Drndic pauses midway in the book to list in 44 pages the names of 9,000 Jews who were killed by the local Italian community.
“Behind every name there is a story,” Drndic writes. Convoys of camp inmates (“Cargo. They were cargo.”) are sent to Auschwitz and Treblinka. Then the author turns to San Sabba, a converted rice mill near Trieste that became the only concentration camp on Italian soil with a crematorium. To tie this together, Drndic unmasks Haya’s charming soldier-lover. A real historic figure, Kurt Franz was the sadistic officer overseeing the execution of Jews at Treblinka before being assigned to Trieste.
Even if you have seen the horrific pictures or read about the gruesome practices in the concentration camps, be prepared to read about even more ghastly deeds. Some of the punishments, tortures and killings are so revolting that a reader could be forgiven for taking a time-out as these unconscionable acts are spelled out.
Drndic was born in 1946 and went to school and taught in the United States and Canada. Translator Ellen Elias-Bursac deserves praise for the flawless English version, the force of this narrative, the clear presentation and the power of the language.
As Haya awaits her son, she wonders about, “the deep emptiness, which…spreads its putrid cloak in all directions to draw her in, her, the woman rocking, to swallow her, blanket her, swamp her, envelop her, ready her for the rubbish heap where the emptiness, her emptiness, is piling the corpses, already stiffened, of the past.”

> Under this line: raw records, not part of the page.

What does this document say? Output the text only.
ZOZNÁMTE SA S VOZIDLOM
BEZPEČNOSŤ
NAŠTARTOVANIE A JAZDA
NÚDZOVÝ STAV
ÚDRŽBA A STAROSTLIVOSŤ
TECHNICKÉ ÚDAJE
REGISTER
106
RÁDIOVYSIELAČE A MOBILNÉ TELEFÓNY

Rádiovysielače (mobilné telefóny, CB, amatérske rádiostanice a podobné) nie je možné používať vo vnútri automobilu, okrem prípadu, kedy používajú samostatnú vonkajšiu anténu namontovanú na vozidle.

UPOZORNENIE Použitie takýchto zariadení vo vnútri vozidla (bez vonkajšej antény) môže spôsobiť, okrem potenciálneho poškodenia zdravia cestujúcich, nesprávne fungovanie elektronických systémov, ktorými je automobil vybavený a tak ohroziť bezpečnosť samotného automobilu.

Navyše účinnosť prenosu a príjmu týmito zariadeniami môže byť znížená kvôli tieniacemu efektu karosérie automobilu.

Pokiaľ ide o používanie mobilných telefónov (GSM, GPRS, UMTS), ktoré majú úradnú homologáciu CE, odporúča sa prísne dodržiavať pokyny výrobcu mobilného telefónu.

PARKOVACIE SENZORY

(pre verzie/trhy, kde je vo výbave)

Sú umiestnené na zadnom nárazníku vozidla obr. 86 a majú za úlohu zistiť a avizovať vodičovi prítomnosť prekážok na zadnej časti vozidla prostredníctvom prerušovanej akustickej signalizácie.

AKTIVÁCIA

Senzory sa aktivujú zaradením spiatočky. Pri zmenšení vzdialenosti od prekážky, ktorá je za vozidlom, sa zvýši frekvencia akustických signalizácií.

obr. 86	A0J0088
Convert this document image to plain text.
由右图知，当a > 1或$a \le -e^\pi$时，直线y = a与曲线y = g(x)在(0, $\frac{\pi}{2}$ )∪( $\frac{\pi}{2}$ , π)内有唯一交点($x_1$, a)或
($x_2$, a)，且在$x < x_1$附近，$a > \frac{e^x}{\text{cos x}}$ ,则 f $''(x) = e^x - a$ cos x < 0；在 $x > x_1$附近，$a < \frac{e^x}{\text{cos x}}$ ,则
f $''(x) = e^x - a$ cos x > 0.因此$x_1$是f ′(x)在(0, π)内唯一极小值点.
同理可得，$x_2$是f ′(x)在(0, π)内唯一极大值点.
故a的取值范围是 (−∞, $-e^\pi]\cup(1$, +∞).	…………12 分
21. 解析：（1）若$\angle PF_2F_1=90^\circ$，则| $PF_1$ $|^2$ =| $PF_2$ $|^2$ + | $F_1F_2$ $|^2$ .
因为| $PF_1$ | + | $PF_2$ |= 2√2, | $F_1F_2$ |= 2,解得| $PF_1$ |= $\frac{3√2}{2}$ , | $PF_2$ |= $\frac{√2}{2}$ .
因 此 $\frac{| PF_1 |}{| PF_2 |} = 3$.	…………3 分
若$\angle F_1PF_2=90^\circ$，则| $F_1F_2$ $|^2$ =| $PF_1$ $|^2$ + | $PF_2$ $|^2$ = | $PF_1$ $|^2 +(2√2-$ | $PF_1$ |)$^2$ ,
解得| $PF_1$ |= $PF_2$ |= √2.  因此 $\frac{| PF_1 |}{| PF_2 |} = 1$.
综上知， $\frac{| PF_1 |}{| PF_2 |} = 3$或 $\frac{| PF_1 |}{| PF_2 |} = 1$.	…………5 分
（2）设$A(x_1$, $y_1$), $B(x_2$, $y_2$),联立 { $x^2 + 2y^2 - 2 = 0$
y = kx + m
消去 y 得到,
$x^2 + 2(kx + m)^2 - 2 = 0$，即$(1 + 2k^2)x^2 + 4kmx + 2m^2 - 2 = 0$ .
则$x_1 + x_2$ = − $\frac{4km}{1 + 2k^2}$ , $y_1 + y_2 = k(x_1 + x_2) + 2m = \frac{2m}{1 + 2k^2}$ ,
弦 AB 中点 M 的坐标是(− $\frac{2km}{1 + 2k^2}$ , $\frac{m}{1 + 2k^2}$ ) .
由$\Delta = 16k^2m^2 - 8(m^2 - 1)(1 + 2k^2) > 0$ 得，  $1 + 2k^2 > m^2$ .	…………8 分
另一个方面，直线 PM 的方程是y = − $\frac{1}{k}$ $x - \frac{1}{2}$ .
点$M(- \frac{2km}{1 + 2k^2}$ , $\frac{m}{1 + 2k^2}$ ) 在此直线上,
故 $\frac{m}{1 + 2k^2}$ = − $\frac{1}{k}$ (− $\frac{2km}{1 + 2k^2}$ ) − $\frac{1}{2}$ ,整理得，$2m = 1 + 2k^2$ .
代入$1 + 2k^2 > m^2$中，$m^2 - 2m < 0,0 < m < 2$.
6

The author invokes a number of leading writers as the story unwinds. However, one historian who is omitted, George Santayana, is best remembered for writing: “Those who cannot remember the past are condemned to repeat it,” and that is one of the underlying codas of the book. In the 20th century, wars erupted over and over again. “Despite the fact that history stubbornly repeats itself,” Haya says, “we are bad learners.”
For those who forget Santayana, Trieste should be a signpost for what could happen if the unspeakable forces of fascism were to be unleashed in the 21st century.